I get all my music on utube. Why? Two reasons. First, I like video of the performer accompanying their music because like the concert, it is the most entertaining and emotionally evoking music form, always has been. Second, it’s free.
However, while I will occasionally buy a song, I am far more interested in the purchase of good music documentarys and concert video. Sure, interactive this and that, app this and that. But great music video holds the key, utube has proved it, facebook indirectly confirms it. We like music, we like pictures/video, we like them best together.
The challenge for the music community is; how do you notch up the utube music experience and make it irresistible to the point that someone like me will reach out and actually purchase it.
On a different note, similar to the plight of yesterday’s farmer, how can we make the art of music a paying job again and not just an avocation? We have, in my opinion, experienced a drastic loss in quality and diversity in today’s music. The challenge is two fold I guess.

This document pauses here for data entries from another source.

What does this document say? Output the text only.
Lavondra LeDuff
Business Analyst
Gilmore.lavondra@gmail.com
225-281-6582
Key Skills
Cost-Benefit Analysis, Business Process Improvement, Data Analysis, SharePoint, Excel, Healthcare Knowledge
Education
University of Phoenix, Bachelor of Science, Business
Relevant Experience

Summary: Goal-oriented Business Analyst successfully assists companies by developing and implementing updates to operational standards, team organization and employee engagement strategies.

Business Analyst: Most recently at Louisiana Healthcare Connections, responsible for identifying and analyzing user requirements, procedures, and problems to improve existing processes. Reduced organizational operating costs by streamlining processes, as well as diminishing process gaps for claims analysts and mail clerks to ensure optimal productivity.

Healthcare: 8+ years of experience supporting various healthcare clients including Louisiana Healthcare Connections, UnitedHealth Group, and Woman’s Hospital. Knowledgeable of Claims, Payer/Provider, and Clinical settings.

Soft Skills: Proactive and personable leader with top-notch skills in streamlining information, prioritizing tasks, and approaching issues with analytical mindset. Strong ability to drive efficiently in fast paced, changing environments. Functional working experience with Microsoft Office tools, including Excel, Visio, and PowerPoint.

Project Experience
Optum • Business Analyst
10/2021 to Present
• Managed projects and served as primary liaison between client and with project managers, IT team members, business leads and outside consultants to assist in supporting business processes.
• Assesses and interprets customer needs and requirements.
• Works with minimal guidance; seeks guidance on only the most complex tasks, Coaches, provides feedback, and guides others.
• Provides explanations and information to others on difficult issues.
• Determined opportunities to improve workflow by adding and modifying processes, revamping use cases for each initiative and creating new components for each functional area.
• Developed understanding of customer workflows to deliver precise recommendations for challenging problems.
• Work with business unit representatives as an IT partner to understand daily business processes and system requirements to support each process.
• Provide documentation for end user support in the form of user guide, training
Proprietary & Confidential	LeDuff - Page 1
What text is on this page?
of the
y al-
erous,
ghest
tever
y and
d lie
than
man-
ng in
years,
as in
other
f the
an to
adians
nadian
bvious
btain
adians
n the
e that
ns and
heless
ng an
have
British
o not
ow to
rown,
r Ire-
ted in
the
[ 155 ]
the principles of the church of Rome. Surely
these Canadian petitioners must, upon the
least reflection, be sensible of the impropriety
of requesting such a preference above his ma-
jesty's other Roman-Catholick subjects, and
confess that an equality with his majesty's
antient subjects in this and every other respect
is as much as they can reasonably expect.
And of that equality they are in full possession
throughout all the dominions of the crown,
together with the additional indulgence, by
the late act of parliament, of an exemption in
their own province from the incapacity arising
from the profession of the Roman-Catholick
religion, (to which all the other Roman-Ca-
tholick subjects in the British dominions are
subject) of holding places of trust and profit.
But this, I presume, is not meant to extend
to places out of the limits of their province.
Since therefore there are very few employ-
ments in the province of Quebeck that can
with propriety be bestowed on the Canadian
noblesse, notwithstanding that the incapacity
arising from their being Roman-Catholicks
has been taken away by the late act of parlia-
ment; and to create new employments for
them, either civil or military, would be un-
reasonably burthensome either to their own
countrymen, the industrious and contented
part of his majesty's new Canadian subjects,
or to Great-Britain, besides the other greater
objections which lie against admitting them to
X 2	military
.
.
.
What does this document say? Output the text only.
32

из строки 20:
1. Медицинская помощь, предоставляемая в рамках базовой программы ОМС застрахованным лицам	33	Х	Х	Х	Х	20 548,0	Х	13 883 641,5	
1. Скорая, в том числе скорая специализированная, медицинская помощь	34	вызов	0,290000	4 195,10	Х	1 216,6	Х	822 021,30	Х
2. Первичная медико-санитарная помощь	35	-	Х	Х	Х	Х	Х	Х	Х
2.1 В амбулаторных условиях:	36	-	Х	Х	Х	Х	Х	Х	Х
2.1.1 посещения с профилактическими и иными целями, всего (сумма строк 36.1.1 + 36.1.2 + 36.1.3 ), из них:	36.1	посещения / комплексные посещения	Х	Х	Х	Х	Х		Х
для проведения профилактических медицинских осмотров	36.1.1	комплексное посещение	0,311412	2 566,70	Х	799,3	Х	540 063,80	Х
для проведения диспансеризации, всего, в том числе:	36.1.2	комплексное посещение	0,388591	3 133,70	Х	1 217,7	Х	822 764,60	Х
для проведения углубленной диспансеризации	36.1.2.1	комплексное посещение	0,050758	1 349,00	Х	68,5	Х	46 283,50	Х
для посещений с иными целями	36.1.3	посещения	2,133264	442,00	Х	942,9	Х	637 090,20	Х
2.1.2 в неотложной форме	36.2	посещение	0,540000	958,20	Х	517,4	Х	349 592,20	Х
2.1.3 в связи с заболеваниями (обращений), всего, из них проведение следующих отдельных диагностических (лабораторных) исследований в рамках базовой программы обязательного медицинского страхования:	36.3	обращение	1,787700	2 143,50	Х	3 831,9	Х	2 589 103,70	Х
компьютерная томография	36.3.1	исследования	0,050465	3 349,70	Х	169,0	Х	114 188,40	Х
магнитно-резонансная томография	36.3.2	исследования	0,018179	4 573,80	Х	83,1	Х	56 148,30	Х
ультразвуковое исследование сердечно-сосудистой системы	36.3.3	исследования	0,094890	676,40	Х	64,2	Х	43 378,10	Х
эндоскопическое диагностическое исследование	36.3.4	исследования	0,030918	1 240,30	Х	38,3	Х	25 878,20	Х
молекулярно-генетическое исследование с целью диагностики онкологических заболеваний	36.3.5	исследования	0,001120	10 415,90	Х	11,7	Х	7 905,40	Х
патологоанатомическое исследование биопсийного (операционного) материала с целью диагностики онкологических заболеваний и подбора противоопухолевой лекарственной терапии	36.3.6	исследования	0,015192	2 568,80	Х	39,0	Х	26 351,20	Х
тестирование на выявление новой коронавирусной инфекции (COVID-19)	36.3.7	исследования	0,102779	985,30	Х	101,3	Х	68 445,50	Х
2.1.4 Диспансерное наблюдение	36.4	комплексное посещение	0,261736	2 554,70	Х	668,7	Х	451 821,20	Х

But what interesting challenges! Where are you Edison, Gates, Jobs?
Jesus…YouTube is OLDER than all those other free things you list. It was the first, it is free and people can share the vids easily. There is ABSOLUTELY NOTHING for any musician or label to learn from YouTube. Nothing. It is free. And like Google, it’s turns a near-blind eye to the daily piracy on it’s site. It is a parasite. It cannot exist with content. Nearly none of which it produces or pays for. Yay Youtube.